The textile application will be available from May 2026 and is designed for textile and carpet manufacturers, sorting facilities and recycling companies.
Faster identification for complex products
Modern textiles and shoes are increasingly difficult to classify by visual inspection. Footwear may combine ethylene vinyl acetate, polyester, polyurethane and multi-layer structures. Textile products often contain blended fibres such as cotton/polyester or viscose/polyester, where composition determines the appropriate recycling route.
trinamiX’s handheld NIR device enables non-destructive, on-site testing across incoming inspection, production, sorting and recycling operations. For binary textile blends, the system can quantify fibre shares as percentages, supporting more accurate sorting and validation of material declarations.
Recycling quality depends on cleaner streams
Material contamination is a major challenge in textile and footwear recycling.

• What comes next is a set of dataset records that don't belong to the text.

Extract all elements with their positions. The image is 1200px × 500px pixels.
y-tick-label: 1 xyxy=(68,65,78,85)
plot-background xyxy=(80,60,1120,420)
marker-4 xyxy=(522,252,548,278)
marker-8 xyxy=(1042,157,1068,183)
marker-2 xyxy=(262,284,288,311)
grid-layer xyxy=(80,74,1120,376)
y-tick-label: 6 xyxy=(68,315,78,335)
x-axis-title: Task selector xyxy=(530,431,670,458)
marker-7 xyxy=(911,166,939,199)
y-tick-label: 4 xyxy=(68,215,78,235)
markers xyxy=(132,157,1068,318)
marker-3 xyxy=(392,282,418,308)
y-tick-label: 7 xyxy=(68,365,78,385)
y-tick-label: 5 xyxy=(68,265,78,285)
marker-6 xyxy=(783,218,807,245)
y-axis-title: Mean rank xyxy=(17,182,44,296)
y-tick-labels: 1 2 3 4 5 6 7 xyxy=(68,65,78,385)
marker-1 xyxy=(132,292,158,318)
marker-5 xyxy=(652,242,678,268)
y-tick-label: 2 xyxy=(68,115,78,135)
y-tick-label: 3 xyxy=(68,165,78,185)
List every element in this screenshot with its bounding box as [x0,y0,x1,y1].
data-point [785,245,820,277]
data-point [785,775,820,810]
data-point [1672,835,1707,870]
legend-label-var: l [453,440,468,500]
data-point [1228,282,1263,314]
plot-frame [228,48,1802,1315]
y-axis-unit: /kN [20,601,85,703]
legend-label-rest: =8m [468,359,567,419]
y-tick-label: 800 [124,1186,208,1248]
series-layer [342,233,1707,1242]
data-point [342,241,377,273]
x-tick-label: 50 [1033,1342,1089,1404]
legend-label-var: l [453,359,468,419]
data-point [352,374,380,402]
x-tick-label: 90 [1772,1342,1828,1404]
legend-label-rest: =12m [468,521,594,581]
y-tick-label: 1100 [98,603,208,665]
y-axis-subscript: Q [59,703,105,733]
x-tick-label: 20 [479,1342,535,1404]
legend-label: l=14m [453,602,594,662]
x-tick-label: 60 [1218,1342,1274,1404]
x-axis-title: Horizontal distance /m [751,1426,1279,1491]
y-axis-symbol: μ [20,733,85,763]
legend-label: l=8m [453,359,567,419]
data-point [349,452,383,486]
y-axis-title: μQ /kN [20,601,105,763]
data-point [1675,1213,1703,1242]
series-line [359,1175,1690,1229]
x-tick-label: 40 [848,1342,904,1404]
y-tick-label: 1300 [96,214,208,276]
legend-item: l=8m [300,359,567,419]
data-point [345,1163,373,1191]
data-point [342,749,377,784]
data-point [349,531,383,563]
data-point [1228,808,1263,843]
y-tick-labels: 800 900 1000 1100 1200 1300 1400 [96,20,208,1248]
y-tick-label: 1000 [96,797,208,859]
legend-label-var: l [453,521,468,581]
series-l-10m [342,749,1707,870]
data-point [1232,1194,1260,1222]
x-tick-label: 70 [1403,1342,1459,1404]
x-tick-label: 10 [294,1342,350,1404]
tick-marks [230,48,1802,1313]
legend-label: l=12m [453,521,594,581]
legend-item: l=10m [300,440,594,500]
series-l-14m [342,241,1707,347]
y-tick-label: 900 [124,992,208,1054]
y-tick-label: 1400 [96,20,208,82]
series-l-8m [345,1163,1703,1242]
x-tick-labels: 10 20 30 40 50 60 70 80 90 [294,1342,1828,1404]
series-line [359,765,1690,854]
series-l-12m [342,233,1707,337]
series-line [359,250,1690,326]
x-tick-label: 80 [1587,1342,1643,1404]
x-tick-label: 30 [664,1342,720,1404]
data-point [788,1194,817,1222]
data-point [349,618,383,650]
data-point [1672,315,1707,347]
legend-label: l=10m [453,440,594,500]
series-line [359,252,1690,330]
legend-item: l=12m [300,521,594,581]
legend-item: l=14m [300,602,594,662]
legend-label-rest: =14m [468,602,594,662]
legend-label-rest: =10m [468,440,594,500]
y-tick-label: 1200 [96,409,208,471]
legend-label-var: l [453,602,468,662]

Incorrectly sorted fibres can reduce recycled-yarn quality, limit closed-loop use and push materials into lower-value downcycling. By identifying materials quickly at the point of handling, mobile NIR can improve separation accuracy and reduce reliance on manual sorting.
For footwear, the technology can help classify components before recycling or repair decisions are made. For textiles, it can support sorting by fibre type, blend ratio and recycling suitability—critical as more brands set recycled-content targets and prepare for stricter product-data requirements.
A data layer for circular systems
The system combines a handheld spectrometer, mobile app, cloud-based analysis and customer portal for documentation and data export. Standardised interfaces allow integration into existing software environments, making the technology relevant not only for recycling operations but also for Digital Product Passport readiness and sustainability performance reporting.
The next test is adoption at industrial scale. If mobile NIR becomes widely deployed across sorting centres, mills and brand supply chains, it could help close the information gap that currently limits textile-to-textile recycling and higher-value material recovery.